You should specify the type of audio feature by --asr_model <deepspeech, esperanto, hubert>
when training and testing.
-
DeepSpeech
python data_utils/deepspeech_features/extract_ds_features.py --input data/<name>.wav # save to data/<name>.npy
-
Wav2Vec
You can also try to extract audio features via Wav2Vec like RAD-NeRF by:
python data_utils/wav2vec.py --wav data/<name>.wav --save_feats # save to data/<name>_eo.npy
-
HuBERT
In our test, HuBERT extractor performs better for more languages, which has already been used in GeneFace.
# Borrowed from GeneFace.

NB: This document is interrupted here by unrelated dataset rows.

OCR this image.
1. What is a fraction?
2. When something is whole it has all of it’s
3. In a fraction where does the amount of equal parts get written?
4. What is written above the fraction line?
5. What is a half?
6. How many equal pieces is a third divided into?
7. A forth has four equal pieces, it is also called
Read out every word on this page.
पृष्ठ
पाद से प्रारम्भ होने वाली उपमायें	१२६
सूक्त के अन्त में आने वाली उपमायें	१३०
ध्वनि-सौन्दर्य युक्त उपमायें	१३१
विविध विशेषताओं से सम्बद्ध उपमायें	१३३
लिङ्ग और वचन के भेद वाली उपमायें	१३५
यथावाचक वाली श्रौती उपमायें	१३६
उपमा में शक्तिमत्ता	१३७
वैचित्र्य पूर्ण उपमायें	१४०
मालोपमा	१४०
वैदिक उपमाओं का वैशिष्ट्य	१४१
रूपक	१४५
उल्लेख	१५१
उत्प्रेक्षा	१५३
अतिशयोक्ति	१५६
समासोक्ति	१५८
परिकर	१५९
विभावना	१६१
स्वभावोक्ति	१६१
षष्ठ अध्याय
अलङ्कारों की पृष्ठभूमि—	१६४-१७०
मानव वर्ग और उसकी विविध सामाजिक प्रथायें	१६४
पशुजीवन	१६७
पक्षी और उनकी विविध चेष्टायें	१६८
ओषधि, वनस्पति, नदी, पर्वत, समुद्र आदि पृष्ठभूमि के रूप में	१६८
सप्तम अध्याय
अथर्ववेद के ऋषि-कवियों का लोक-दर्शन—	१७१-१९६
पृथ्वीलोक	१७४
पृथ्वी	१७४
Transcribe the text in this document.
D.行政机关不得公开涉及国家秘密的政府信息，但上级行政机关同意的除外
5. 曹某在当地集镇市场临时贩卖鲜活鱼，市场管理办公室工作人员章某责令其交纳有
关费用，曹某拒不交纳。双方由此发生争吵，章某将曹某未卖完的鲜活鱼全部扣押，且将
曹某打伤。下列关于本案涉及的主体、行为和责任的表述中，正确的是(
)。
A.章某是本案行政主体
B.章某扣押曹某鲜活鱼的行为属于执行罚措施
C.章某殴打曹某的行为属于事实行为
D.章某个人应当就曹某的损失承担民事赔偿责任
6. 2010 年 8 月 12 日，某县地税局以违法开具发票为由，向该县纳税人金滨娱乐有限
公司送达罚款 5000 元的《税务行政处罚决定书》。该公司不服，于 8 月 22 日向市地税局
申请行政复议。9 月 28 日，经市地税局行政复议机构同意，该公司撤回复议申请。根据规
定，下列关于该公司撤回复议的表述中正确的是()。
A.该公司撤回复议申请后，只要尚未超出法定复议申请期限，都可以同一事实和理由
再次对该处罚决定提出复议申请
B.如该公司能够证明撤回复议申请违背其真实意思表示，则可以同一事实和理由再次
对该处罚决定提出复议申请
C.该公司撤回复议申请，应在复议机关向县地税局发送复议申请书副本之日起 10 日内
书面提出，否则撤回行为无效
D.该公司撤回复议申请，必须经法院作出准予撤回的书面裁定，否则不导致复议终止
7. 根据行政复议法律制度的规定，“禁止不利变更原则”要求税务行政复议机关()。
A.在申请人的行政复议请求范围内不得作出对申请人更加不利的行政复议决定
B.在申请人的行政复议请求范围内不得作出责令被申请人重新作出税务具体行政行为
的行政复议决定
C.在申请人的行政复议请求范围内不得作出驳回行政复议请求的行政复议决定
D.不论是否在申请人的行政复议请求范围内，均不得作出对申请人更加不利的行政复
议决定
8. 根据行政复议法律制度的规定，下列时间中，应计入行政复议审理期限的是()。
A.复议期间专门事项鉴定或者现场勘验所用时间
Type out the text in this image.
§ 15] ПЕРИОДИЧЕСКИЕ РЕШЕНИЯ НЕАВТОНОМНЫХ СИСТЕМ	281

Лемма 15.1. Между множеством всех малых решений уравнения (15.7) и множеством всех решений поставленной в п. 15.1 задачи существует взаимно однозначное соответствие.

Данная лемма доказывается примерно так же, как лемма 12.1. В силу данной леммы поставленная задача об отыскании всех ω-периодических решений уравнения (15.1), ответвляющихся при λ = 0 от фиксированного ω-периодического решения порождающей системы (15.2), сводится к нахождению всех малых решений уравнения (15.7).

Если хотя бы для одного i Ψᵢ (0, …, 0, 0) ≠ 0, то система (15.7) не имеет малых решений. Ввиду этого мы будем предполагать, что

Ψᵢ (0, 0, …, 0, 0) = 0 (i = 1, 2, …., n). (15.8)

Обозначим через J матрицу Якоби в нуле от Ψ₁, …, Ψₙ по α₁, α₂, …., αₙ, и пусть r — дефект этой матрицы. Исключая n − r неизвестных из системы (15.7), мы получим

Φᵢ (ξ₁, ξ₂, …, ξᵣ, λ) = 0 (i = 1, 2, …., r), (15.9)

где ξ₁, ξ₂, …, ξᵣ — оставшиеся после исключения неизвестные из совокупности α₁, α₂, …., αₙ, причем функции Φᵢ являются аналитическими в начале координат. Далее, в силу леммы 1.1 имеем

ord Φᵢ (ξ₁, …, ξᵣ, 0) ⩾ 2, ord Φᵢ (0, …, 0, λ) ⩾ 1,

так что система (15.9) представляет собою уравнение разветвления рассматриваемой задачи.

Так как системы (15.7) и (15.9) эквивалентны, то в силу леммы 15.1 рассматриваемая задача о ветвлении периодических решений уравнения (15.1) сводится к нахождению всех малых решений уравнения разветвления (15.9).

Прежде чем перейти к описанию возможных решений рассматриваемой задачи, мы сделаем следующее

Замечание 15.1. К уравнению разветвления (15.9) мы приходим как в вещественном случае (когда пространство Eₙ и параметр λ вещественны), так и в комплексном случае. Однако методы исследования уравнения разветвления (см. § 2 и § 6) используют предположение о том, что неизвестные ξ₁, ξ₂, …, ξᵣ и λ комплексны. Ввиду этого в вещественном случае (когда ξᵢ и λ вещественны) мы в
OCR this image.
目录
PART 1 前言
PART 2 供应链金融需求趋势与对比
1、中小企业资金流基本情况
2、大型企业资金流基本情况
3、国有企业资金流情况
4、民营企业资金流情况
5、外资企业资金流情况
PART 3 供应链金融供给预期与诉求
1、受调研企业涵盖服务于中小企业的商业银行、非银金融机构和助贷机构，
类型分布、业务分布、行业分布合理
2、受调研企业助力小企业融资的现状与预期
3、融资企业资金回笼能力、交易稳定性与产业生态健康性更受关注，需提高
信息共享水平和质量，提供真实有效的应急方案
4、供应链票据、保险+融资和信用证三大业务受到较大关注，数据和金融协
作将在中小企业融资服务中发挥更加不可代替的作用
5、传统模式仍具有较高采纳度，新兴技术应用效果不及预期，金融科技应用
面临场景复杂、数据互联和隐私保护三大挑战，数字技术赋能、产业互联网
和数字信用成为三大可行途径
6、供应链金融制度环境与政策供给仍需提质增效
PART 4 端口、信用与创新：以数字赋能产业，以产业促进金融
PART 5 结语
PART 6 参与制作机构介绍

English pre-trained. python data_utils/hubert.py --wav data/<name>.wav # save to data/<name>_hu.npy
Train
First time running will take some time to compile the CUDA extensions.
# train (head and lpips finetune, run in sequence)
python main.py data/obama/ --workspace trial_obama/ -O --iters 100000
python main.py data/obama/ --workspace trial_obama/ -O --iters 125000 --finetune_lips --patch_size 32
# train (torso)
# <head>.pth should be the latest checkpoint in trial_obama
python main.py data/obama/ --workspace trial_obama_torso/ -O --torso --head_ckpt <head>.pth --iters 200000
Test
# test on the test split
python main.py data/obama/ --workspace trial_obama/ -O --test # only render the head and use GT image for torso
python main.py data/obama/ --workspace trial_obama_torso/ -O --torso --test # render both head and torso
Inference with target audio
# Adding "--smooth_path" may help decrease the jitter of the head, while being less accurate to the original pose.
python main.py data/obama/ --workspace trial_obama_torso/ -O --torso --test --test_train --aud <audio>.npy
Citation
Consider citing as below if you find this repository helpful to your project:
@InProceedings{li2023ernerf,
author = {Li, Jiahe and Zhang, Jiawei and Bai, Xiao and Zhou, Jun and Gu, Lin},
title = {Efficient Region-Aware Neural Radiance Fields for High-Fidelity Talking Portrait Synthesis},
booktitle = {Proceedings of the IEEE/CVF International Conference on Computer Vision (ICCV)},
month = {October},
year = {2023},
pages = {7568-7578}
}
Acknowledgement
This code is developed heavily relying on RAD-NeRF, and also DFRF, GeneFace, and AD-NeRF. Thanks for these great projects.